エタンの立体配座による安定性はどう異なるのか

 エタンを横方向から眺めて、炭素‐炭素結合を回転させると手前と奥の炭素に結合した水素が重なるような構造や水素同士が重ならないような立体配座が存在することが分かります。

 水素同士が重なり合うような構造では、原子同士が近くなります。原子同士が近くなると炭素-水素結合間の電子同士が反発するためエネルギー的にやや不安定となります。

 一方で、手前と奥の水素同士が重なった状態から結合を60°回転させると、水素同士の距離が最も広がり、反発が小さくなり、エネルギー的が安定となります。

 水素同士が重なり合う構造を重なり形、最も離れた構造をねじれ形と呼びます。回転をすることはできますが、エネルギー的な安定には差異があります。

立体障害とは何か

 直接結合していない原子同士が近づいた立体配座をとることで、エネルギーが上昇することを立体ひずみと呼び、立体ひずみが要因となって化学反応が妨げられたり、構造の変化が起こりにくくなることを立体障害と呼びます。

 化学反応は物質が衝突することで起きるため、反応点の周囲の立体障害があると反応物が反応点に近づくことが難しくなるため、反応が進行しにくくなります。

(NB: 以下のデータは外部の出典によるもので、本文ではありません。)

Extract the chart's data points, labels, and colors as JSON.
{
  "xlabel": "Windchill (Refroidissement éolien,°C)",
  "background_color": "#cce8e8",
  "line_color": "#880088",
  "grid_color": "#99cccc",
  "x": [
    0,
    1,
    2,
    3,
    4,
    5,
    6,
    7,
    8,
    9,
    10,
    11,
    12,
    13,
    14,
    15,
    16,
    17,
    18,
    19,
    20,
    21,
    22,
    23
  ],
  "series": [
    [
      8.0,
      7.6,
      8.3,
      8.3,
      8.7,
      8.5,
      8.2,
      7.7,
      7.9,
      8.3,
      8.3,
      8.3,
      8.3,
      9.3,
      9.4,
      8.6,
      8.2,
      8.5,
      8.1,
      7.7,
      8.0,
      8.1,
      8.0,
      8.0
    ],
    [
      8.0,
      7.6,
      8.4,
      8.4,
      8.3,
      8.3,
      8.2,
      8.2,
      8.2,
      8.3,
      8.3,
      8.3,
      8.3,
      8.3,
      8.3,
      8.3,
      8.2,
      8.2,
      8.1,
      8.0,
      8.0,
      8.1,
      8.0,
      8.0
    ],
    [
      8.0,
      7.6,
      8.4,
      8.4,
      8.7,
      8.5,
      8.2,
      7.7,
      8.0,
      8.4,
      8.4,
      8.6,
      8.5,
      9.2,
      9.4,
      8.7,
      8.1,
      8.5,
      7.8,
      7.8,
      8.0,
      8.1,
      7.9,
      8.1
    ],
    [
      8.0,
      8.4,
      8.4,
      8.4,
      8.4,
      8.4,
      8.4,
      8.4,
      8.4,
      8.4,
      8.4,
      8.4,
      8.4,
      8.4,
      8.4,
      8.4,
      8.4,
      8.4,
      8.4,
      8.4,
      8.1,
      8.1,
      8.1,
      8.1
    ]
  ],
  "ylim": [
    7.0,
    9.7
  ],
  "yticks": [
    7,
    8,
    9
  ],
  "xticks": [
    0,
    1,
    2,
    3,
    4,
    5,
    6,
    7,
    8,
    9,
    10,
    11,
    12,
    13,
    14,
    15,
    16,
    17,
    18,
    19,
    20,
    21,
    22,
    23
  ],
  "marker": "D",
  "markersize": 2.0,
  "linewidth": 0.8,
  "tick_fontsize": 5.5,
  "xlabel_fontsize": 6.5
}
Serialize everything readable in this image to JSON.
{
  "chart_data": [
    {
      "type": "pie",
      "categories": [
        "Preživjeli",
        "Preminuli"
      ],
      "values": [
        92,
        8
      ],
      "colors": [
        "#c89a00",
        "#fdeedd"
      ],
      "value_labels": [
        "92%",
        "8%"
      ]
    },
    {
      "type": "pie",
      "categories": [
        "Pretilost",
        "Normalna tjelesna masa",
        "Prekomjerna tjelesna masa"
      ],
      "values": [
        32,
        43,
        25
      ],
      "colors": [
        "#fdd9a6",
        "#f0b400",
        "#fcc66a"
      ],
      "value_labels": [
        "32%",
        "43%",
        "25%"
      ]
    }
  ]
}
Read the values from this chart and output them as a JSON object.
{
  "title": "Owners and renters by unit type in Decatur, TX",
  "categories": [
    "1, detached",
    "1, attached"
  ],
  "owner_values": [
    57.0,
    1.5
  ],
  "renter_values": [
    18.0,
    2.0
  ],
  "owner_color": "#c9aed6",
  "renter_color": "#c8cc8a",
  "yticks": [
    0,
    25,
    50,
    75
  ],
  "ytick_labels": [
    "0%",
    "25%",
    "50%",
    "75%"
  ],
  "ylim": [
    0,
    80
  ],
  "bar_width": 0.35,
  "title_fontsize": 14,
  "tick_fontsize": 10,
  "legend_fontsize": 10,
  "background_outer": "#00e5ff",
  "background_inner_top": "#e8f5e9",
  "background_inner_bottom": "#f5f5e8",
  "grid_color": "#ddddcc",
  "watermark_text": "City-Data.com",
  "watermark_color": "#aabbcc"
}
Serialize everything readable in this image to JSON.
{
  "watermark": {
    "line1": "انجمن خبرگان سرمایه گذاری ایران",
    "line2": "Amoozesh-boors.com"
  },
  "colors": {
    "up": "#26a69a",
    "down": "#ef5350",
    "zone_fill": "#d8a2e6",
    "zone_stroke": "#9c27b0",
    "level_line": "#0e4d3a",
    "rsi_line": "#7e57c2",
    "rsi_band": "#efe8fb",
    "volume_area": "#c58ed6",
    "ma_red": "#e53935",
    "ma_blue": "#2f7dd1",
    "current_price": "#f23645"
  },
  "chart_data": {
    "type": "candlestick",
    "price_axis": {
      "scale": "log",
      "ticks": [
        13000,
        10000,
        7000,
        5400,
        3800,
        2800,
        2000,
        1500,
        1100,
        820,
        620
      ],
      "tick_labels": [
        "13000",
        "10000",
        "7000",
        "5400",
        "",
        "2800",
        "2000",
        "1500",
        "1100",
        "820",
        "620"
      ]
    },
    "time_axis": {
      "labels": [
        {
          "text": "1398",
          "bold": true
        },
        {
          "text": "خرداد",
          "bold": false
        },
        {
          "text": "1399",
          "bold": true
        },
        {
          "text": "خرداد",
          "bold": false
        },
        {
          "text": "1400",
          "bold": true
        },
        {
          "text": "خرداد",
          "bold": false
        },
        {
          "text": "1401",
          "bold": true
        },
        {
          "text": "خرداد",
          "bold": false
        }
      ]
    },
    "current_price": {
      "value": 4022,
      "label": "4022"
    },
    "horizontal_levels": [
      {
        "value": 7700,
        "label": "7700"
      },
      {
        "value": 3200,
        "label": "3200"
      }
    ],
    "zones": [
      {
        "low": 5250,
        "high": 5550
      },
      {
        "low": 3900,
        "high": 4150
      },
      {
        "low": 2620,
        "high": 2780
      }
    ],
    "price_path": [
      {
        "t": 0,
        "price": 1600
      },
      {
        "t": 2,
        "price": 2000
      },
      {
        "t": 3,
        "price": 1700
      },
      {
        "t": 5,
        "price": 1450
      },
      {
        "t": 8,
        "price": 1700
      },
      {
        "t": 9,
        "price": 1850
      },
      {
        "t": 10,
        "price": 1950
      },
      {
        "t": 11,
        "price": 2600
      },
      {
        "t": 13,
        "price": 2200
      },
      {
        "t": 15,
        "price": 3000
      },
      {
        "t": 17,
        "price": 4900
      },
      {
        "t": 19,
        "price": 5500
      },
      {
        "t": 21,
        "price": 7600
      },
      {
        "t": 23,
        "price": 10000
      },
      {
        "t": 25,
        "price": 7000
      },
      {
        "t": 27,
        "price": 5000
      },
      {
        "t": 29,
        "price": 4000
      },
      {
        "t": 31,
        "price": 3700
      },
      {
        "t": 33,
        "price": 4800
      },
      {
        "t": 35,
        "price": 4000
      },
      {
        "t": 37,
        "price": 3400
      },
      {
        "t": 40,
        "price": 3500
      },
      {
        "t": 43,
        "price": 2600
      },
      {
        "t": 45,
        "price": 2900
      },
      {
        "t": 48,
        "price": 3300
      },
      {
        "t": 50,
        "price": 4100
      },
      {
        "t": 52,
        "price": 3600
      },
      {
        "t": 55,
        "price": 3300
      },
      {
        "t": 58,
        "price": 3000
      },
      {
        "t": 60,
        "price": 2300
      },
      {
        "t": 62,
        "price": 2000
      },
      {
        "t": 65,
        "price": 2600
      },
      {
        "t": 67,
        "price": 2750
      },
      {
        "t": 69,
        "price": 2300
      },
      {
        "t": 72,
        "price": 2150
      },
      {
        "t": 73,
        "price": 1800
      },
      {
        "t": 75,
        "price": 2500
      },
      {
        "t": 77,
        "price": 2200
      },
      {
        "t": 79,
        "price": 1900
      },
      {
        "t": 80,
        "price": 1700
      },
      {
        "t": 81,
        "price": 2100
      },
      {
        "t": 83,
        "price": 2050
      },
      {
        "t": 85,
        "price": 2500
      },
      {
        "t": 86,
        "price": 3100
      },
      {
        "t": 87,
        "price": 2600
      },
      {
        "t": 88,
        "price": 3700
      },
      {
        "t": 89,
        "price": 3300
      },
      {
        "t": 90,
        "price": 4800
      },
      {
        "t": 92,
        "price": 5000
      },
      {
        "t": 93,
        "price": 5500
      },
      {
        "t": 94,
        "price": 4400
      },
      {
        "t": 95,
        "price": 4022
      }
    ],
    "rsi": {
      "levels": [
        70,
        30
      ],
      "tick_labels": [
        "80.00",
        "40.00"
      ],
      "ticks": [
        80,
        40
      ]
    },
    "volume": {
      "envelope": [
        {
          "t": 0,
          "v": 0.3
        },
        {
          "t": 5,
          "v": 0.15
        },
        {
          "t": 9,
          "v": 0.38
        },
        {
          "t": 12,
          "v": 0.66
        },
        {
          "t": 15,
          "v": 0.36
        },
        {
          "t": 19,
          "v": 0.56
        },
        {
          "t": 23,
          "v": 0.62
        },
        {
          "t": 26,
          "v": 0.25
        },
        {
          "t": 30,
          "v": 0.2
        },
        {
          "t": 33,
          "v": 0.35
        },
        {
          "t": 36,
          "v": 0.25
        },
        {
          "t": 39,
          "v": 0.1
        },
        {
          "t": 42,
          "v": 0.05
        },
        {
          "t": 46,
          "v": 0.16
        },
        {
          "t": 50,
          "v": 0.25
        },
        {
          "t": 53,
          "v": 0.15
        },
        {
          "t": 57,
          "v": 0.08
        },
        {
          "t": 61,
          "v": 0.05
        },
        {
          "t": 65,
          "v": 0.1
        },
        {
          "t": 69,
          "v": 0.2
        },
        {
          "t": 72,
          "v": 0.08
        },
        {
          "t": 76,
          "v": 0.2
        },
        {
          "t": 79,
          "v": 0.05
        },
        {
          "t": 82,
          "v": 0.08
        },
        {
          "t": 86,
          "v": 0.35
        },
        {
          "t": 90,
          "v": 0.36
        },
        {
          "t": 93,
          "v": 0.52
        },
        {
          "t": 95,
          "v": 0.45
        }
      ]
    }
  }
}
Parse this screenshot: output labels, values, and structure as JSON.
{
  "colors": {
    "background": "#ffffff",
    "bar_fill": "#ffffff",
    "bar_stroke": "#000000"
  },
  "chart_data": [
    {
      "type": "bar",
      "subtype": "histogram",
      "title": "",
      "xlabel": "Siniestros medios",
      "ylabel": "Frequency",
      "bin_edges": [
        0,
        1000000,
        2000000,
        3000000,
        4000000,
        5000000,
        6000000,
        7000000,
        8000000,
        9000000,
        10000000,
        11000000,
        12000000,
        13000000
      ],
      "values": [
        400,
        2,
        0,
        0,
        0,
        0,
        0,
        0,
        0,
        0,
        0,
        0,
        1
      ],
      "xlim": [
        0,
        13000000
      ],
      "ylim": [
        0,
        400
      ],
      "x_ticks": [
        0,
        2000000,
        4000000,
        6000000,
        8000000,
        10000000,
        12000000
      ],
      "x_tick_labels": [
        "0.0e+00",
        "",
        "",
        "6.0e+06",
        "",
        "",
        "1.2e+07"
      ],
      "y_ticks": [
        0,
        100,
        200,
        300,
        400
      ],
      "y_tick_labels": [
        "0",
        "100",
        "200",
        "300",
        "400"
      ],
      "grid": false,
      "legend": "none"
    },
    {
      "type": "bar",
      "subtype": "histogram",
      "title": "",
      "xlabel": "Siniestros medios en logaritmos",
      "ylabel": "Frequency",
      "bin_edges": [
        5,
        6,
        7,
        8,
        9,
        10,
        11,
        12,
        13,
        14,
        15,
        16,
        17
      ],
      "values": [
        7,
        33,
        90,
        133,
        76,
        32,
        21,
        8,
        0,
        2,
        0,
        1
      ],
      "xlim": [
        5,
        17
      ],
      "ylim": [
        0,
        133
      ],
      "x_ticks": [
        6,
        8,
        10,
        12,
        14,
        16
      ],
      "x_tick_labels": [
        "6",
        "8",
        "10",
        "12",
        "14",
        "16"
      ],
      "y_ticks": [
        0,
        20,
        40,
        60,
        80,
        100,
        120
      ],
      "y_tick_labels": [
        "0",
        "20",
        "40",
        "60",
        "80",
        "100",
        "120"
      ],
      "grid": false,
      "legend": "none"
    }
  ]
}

 また、分子内反応など一部の反応では立体障害によって、反応点同士が近づくことで反応が進行しやすくなることもあります。

 このように立体障害は化学反応の進行のしやすさに大きな影響を与えます。 

ブタンの立体配座はエタンの場合とどう違うのか

 ブタン(C4H10)を中央の2個の炭素を中心にNewman投影図を書くと、それぞれの炭素に二つの水素と1つのメチル基(-CH3)が結合している形になります。

 エタンのときは炭素に結合しているのはすべて水素だったため、重なり合うときも水素同士だけでしたが、ブタンでは、メチル基同士が重なる場合と、メチル基と水素が重なる場合の2通りが存在しています。

 メチル基は水素よりも嵩が大きいため、メチル基同士が重なり合うほうが、水素と重なり合うときと比べて、エネルギーが高い状態になります。

 また、ねじれ構造にもメチル基同士が隣り合うとき(角度が60 or 300°)のときと、正反対の位置にある(180°)の場合があります。

 最も安定になるのはメチル基同士が最も離れた180°のときとなります。この時のねじれ配置をアンチ型、隣り合うときをゴーシュ型と呼びます。

 結合する官能基の種類が増加することで、ねじれ型、重なり型の中でもエネルギー状態に差が出るようになっていきます。